La chute d'une « oligarquette » à Courchevel

Cette dernière accuse leur propriétaire, Janna Bullock, une Russo-Américaine de 47 ans, d’avoir blanchi de l’argent sale......

La chute d’une « oligarquette » à Courchevel

 

C’est l’un des joyaux hôteliers de Courchevel, la très chic station de ski savoyarde, prisée par la ­jet-set russe. Au pied d’un domaine skiable de plus de 600 kilomètres, l’Alpes Hôtel Pralong est un 5-étoiles avec piscine où les suites et les ­appartements se louent entre 1 500 et 2 500 euros la nuit.

La chute d'une « oligarquette » à Courchevel

« Ici, chaleur et convivialité riment avec luxe et raffinement, vante la plaquette publicitaire. Seul ­l’ostentatoire n’a pas droit de cité. » Selon nos ­informations, cet ­établissement de luxe ainsi que le Crystal 2000, un hôtel 3-étoiles situé non loin, ont été saisis début ­janvier à la demande de la justice russe.

Cette dernière accuse leur propriétaire, Janna Bullock, une Russo-Américaine de 47 ans, d’avoir blanchi de l’argent sale lors de l’achat de ces deux bâtiments estimés à 102 millions d’euros. La ­transaction remonte à 2007. Mariée à Alexeï Kouznetsov, ancien ministre des finances de la région de Moscou, Janna Bullock s’est lancée dans l’­immobilier et a investi à tour de bras dans des centres ­commerciaux, des immeubles de bureaux et des appartements, principalement en Russie, mais aussi aux Etats-Unis et en Grande-­Bretagne.

« AIMABLE MAIS DURE EN AFFAIRES »
A la tête du RI Group, elle cherche également à s’implanter à Courchevel où les nouveaux riches de Russie dépensent sans compter. Elle met la main sur deux établissements construits dans les années 1970 par Albert Parveaux, l’un des pionniers de la station : le Pralong, un 4-étoiles « luxe » de la chaîne Relais & Châteaux, et le Crystal 2000. « C’est une femme aimable mais dure en affaires qui sait compter, confie l’intéressé. Dans la transaction, il y avait aussi un beau château-hôtel en ­Dordogne, qu’elle a vite revendu car la campagne, ce n’était pas son truc. »
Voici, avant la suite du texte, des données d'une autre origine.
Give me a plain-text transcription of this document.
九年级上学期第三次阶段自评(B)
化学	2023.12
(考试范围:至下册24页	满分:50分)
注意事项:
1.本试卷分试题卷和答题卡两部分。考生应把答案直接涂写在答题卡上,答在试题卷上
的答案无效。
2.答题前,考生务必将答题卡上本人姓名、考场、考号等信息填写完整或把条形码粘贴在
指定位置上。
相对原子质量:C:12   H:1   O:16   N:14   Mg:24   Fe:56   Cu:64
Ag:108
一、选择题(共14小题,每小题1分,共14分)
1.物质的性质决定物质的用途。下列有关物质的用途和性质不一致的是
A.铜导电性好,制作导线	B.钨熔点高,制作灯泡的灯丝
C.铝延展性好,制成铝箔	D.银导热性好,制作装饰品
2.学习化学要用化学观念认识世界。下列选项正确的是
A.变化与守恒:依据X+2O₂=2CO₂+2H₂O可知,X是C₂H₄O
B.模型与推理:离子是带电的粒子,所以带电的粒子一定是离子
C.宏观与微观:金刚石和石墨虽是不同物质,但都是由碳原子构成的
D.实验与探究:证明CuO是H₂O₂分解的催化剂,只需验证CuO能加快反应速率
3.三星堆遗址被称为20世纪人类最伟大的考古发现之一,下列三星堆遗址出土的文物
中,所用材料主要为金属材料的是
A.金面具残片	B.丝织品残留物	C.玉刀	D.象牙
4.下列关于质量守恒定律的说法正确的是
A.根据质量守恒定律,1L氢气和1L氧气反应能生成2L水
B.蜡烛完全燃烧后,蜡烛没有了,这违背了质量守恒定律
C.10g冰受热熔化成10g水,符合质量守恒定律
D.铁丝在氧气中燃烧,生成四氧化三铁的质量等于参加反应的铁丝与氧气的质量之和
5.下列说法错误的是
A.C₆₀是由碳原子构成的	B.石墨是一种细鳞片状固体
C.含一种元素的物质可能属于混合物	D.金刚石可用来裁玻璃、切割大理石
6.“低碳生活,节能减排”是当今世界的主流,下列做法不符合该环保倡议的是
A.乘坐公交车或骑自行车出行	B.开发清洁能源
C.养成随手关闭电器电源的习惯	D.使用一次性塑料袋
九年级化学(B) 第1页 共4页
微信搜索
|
Pour fêter son arrivée fracassante sur la neige savoyarde, Janna Bullock donne, en janvier 2008, une grande soirée au Chalet des pierres, un restaurant chic de la station. Les invités, blottis sous des couvertures en fourrure, y sont acheminés dans des calèches conduites par des cochers en habit de cosaque. Et peuvent admirer une immense sculpture en glace ornée de l’inscription « S-Club 5 flames of Pralong ».

La femme d’affaires russo-américaine est heureuse d’annoncer le nouveau nom de son hôtel, le S-Club Pralong, qui ambitionne de décrocher une cinquième étoile. Pour l’agrandir et le décorer, elle a fait appel à l’architecte italien Giancarlo Alhadeff. Son confrère américain, Ieoh Ming Pei, le célèbre architecte de la pyramide du Louvre, est, lui, pressenti pour moderniser le futur Crystal Palace.

Janna Bullock voit grand. Ces deux établissements sont les premiers d’une nouvelle chaîne de trente hôtels de luxe dénommée S-Club. Les gazettes économiques russes évoquent alors un investissement de 700 millions de dollars (612 millions d’euros). Membre du conseil d’administration de la Fondation Guggenheim à New York, où elle réside, l’ancienne ­traductrice née en Biélorussie, débarquée à Brooklyn dans les années 1980, est ­devenue une « oligarquette », selon le titre du magazine Time. Suivie par la presse people, elle se pose sur son site jannabullock.com en grande prêtresse du design ­d’intérieur.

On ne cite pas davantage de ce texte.